I ended up using 29 hitters and 21 pitchers over the course of the season, maximizing my at-bats and innings each week as fully as possible. And with a deep, flexible set of choices on my bench in any given week, I got timely contributions throughout the season from guys like Gary Sheffield, Kyle Blanks, Michael Brantley, Aaron Laffey… and yes, even Carl Pavano!
Be aggressive in free agency
If my draft put me in a position to compete, it was my success in finding key free agent additions throughout the season that truly put in a position to win the league.
Russell Branyan, Edwin Jackson and Joel Pineiro were early pickups who provided dividends all year long; Branyan finished second on my team in homers, while Jackson and Pineiro combined with my drafted starters to form a deep and consistent rotation corps. By late April I picked up Bailey, grabbing him before he earned the closer job, and he went on to combine with Broxton and Nathan to form an awesome bullpen that was the backbone of my pitching staff. Chris Coghlan (below) arrived at the perfect time to replace Casilla as my second baseman, and Carlos Gonzalez also provided a major offensive lift in the second half. Picking up Juan Uribe in September to replace the injured Branyan was my final major free agent move. All of these players ended up playing pivotal roles in my success, but just as importantly as player selection was money management.
(I got both rookies of the year in free agency! Take that, Wieters and Price!)

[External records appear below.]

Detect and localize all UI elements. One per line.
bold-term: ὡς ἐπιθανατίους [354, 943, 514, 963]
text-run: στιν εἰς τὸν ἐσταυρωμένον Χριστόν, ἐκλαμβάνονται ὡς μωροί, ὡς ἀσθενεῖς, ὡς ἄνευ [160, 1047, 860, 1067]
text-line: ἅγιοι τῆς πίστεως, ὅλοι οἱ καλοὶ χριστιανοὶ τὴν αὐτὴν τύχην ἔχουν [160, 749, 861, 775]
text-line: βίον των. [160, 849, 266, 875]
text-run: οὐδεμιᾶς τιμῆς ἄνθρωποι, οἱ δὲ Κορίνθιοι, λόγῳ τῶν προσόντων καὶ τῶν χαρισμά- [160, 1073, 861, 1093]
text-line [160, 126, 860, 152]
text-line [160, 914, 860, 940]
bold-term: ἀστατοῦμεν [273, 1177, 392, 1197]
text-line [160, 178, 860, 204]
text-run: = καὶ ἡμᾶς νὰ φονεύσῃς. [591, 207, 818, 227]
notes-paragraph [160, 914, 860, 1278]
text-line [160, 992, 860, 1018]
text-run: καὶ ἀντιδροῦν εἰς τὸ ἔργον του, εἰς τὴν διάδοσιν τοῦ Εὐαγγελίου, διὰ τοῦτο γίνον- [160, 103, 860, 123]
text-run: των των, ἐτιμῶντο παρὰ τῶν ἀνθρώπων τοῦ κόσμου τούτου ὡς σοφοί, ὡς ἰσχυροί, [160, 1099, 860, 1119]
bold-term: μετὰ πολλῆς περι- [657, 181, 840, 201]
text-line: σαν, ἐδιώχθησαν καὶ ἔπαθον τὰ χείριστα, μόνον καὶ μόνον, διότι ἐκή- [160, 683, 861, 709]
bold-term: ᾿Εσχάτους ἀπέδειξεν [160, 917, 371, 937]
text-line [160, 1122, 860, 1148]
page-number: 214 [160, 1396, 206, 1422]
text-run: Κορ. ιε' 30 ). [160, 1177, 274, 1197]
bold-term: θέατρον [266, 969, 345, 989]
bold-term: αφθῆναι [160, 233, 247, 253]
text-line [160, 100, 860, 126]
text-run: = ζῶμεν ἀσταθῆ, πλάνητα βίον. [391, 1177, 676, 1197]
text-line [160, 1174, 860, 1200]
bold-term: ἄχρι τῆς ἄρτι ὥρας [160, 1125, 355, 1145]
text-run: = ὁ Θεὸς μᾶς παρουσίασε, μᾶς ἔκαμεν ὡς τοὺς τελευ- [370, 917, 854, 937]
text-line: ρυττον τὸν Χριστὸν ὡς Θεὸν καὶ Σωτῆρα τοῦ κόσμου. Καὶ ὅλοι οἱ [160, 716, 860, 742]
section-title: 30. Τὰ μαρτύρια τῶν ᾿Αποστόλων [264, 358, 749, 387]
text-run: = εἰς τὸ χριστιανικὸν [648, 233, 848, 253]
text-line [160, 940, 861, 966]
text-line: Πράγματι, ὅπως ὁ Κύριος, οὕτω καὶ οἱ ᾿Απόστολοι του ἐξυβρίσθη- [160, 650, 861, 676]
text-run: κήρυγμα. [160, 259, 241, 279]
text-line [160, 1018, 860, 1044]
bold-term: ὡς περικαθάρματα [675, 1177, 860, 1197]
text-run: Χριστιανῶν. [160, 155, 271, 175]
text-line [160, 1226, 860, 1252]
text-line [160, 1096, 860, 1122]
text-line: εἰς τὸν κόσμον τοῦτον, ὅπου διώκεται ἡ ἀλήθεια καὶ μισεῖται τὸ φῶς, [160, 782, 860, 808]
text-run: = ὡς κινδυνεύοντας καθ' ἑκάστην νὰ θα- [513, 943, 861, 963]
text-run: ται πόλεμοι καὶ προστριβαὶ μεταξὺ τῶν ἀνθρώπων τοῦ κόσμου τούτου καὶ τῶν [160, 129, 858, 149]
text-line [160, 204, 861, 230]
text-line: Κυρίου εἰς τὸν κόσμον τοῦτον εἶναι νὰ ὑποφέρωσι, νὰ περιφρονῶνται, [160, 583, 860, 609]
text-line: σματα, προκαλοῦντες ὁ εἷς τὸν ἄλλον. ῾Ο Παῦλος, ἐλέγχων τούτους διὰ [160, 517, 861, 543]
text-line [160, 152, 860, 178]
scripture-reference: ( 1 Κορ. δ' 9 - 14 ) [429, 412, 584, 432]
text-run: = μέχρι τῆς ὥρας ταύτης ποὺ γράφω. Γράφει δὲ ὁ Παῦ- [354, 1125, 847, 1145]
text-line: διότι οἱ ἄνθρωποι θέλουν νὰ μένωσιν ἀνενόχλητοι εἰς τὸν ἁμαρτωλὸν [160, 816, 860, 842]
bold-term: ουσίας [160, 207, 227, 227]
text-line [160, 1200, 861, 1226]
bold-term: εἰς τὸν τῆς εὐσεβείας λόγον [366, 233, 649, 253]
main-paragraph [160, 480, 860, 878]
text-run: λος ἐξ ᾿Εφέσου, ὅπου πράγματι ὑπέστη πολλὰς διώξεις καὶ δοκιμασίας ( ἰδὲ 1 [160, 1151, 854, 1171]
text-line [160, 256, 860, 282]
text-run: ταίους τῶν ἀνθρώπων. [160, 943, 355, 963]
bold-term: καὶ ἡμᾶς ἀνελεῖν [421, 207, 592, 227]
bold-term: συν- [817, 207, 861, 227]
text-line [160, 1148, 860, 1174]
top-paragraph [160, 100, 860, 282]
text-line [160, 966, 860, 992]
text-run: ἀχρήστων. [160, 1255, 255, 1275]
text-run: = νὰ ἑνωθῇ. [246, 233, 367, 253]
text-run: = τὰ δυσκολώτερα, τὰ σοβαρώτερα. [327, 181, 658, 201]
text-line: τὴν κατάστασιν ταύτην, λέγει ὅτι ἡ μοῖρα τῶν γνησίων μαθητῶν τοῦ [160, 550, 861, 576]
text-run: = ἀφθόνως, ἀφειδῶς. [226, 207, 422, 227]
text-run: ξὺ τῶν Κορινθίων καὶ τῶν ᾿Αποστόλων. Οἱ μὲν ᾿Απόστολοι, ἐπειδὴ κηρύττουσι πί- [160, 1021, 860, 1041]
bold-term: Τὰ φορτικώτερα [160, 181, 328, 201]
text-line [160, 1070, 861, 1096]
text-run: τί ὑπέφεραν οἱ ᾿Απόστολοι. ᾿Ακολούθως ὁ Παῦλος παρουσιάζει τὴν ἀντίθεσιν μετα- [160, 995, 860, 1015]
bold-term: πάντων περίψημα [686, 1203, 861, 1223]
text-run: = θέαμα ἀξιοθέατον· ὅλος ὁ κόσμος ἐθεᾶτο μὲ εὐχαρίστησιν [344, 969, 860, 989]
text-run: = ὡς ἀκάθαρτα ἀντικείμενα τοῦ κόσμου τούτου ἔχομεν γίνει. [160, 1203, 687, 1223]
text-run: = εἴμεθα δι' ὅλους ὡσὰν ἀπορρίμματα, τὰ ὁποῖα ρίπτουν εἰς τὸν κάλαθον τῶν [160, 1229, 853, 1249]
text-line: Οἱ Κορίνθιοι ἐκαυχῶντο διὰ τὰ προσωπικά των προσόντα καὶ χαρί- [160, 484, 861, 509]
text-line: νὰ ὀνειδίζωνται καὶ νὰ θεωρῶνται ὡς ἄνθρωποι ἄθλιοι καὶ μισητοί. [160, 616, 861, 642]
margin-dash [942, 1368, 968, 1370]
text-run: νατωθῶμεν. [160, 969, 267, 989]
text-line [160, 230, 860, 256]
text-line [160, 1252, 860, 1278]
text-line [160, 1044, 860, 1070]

Each NFBC team gets a $1000 free agent budget and bids on free agents in weekly blind bidding. There is no Vickrey here… the highest bid gets the player at that price, with no refunds, which requires carefully crafted bids and sound budgeting. I was generally conservative with my bids, but spent aggressively when needed, particularly in the successful bids on Coghlan and Gonzalez. Overall, I overbid (that is, the amount I bid greater than the runner-up bid) by a little more than 52 percent… however, as high as that might sound it was actually the lowest average overbid in my league!
* * *
I knew coming out of the draft that my team would be competitive, so I was very discouraged when we got off to a terrible start. However, we led our league in the weekly standings four times in a six-week stretch through May and June, moving into first place in my league, and holding the top spot for most of the rest of the season, other than a summer slump that briefly dropped me into second place in August. Once I got into first place in late May I felt like mine was the team to beat, but with so many other strong teams in the league I truly never felt I had it locked up until the last day of the season. It was only when my offense exploded on that final day that the victory was certain, and I was completely sure I couldn’t be caught.
Add it all up and I finished with 124.0 points, 6.0 ahead of the runner-up team. I led the league in only one category (saves), but finished second in WHIP, third in runs, ERA and strikeouts, fourth in homers and wins, fifth in batting and steals, and sixth in RBI’s. (Here are the complete
2009 NFBC NY1 standings.xls.)
Looking at my roster, there were very few superstar names, but I got a contribution from all 23 active spots every week and didn’t waste any at-bats or innings. This was a victory of building a complete and balanced team, not just of picking the most stars. (Here are the complete
2009 NFBC Schwartzstops stats.xls.)
Already looking forward to defending my title and pursuing my third NFBC crown in 2010!